The varicella virus has adapted over millions of years to re-emerge as shingles (herpes zoster) in elderly adults. Adding the vaccine into the equation seems to push shingles into younger age groups. Will we have repeated shingles throughout life? Will that mean repeated Zostavax boosters down through the years? One scientist thinks so and recommends this (6):
…the more effective the varicella vaccine is in reducing varicella, the more imperative is the need for an effective zoster vaccine as a means of boosting VZV-specific cell immunity responses…
…therefore health officials need to devise a cost-effective universal varicella vaccination program in coordination with a zoster booster vaccine intervention strategy that exceeds the level of natural boosting that occurred when wild-type varicella circulated in the community.
Hurrah! Two vaccines. Twice the cost. Twice the risk for adverse reactions. More than twice the risk because we will all need boosters. Start at one year of age with a chickenpox vaccine, boost it at school age, boost again at adolescence (not yet in the schedule, but I wouldn’t be surprised if it was added) and then start giving the zoster boosters to adults. The age of the zoster booster will have to go lower and lower of course, as shingles pops out in younger and younger age groups.
Do we have any say in the matter?
Is this listed on the “Vaccine Information Statement” we’re given to make sure we’re “informed vaccine consumers”?
(1) Varicella Zoster Virus: Out of Africa and into the Research Laboratory.
(2) Incidence of herpes zoster in pediatricians and history of reexposure to varicella-zoster virus in patients with herpes zoster.

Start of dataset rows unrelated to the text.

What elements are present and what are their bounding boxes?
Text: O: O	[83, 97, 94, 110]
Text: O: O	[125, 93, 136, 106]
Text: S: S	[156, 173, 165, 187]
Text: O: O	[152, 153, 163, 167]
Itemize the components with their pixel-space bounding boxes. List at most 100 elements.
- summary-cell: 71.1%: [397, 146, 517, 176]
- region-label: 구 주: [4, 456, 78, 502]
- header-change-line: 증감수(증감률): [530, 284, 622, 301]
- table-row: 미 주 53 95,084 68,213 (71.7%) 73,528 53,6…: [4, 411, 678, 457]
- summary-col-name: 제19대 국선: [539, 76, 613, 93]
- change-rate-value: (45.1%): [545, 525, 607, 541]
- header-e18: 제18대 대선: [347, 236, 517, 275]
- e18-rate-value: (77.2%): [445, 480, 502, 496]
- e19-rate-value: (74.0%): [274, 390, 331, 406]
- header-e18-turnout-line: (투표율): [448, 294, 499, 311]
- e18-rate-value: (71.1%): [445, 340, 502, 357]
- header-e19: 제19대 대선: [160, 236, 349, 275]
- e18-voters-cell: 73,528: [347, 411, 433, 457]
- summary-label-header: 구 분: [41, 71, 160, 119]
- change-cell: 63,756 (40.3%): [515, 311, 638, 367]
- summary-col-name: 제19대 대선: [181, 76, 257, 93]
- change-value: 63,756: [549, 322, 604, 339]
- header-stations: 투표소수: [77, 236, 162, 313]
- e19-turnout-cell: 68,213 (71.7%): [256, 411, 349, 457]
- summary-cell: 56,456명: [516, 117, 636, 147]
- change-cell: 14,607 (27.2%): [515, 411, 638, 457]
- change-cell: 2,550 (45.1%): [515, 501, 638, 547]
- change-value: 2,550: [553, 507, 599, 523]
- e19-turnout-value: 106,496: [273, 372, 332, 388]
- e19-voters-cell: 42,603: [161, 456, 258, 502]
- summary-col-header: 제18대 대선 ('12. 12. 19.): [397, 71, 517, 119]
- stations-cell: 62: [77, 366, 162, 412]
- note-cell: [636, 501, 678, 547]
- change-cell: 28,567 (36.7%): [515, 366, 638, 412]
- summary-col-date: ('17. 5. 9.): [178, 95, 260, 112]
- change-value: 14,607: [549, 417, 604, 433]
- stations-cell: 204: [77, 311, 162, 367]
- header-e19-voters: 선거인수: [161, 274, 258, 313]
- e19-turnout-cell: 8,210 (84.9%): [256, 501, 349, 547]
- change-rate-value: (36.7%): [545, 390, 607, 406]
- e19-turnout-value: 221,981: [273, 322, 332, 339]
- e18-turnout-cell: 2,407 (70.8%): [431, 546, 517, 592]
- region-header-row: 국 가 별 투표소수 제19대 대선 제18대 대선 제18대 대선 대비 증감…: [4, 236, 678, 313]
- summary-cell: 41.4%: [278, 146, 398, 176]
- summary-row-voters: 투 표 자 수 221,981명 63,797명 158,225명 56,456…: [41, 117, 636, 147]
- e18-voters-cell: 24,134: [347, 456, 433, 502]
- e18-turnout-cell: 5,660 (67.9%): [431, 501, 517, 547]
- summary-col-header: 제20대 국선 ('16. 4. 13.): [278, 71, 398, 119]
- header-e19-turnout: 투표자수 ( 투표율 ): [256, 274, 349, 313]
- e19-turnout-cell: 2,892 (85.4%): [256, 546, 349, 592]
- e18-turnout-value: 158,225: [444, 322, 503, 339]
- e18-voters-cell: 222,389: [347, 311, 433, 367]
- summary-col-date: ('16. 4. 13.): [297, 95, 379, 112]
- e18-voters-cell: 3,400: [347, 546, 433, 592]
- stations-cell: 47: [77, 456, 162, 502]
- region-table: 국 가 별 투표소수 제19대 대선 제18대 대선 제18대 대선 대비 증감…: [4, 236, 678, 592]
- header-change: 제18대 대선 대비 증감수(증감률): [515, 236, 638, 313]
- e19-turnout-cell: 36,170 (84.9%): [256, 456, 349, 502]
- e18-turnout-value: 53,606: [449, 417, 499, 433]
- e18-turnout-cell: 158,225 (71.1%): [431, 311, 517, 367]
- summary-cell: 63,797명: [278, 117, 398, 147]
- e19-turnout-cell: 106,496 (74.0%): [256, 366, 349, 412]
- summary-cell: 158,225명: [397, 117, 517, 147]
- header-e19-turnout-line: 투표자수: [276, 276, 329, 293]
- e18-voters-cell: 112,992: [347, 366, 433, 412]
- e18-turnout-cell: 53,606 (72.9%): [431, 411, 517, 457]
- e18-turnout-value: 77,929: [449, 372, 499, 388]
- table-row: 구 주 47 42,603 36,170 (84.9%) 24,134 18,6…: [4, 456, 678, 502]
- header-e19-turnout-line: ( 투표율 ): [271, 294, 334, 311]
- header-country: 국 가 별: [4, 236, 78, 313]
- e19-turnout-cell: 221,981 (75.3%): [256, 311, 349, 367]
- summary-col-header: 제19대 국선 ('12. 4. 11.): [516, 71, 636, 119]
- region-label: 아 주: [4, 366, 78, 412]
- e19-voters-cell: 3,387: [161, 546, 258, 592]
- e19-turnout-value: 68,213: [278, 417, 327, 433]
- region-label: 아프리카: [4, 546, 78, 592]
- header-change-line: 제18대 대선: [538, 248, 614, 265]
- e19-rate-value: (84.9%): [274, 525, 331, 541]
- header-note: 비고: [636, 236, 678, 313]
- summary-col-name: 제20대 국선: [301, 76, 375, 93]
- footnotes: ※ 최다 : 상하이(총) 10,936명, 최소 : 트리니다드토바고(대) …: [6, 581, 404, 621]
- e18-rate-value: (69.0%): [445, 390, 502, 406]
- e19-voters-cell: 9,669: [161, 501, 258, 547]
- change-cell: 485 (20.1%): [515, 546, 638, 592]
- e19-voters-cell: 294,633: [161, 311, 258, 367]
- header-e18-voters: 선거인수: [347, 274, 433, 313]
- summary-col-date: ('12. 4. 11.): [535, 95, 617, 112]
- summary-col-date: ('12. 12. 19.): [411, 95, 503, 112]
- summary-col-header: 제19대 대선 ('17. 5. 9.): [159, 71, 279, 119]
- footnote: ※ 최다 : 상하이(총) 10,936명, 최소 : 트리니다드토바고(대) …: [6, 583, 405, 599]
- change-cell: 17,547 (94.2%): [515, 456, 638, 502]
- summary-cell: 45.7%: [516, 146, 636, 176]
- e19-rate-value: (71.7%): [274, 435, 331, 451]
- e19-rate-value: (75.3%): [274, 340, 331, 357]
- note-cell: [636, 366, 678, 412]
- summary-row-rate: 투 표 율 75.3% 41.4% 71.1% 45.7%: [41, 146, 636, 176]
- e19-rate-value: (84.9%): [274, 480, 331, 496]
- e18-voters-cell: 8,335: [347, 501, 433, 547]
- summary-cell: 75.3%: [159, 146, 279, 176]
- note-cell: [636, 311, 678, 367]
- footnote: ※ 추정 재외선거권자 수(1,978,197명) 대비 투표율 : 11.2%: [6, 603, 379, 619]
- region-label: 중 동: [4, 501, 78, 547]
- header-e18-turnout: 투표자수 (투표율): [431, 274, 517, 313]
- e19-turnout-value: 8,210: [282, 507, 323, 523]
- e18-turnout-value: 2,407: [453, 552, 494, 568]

(3) Exposure to varicella boosts immunity to herpes-zoster: Implications for mass vaccination against chickenpox.
(4) Immunologic evidence of reinfection with varicella-zoster virus.

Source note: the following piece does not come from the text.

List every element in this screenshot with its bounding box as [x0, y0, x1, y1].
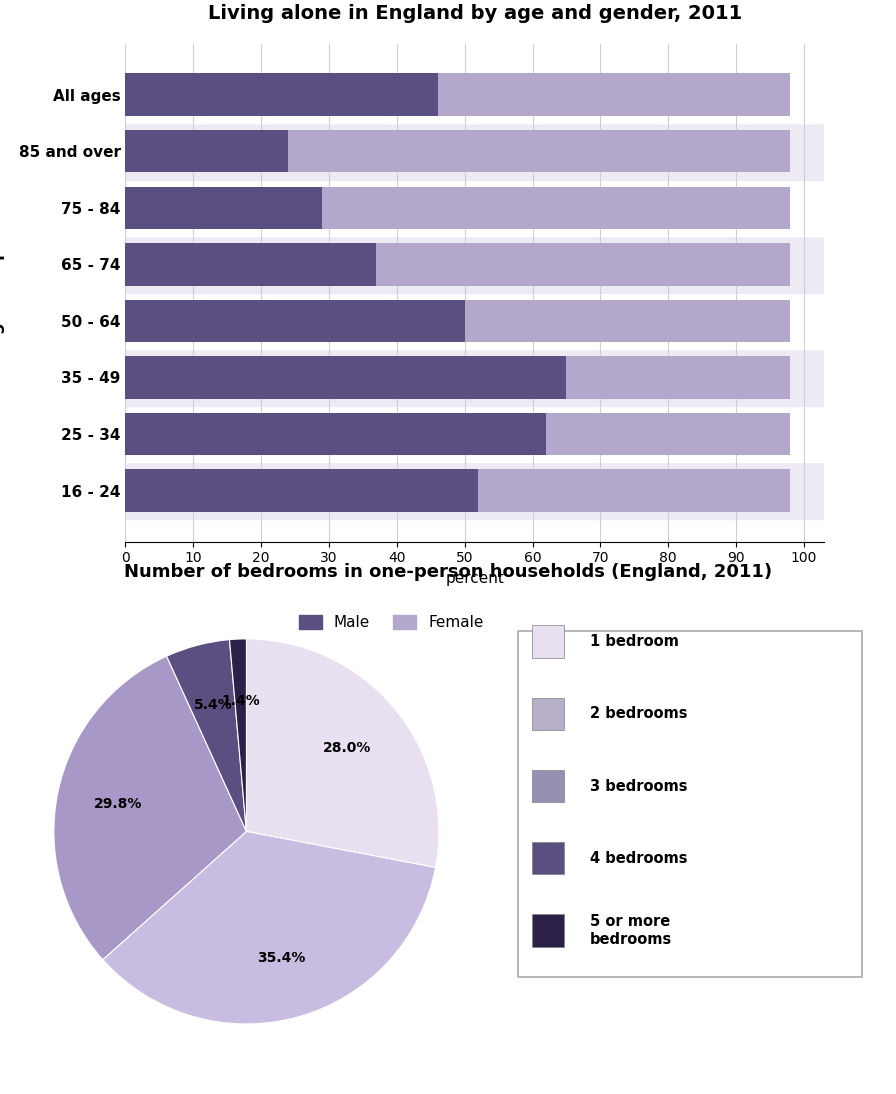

(5) The protective effect of immunologic boosting against zoster: An analysis in leukemic children who were vaccinated against chickenpox.
(6) Herpes Zoster Ophthalmicus Natural History, Risk Factors, Clinical Presentation, and Morbidity Ophthalmology, Thomas J. Liesegang, Volume 115, Number 2, Supplement, February 2008.
(7) Joint Committee on Vaccination and Immunisation: Minutes of the Varicella / Herpes Zoster sub-group – 4 December 2007
(8) Viral strain identification in varicella vaccinees with disseminated rashes.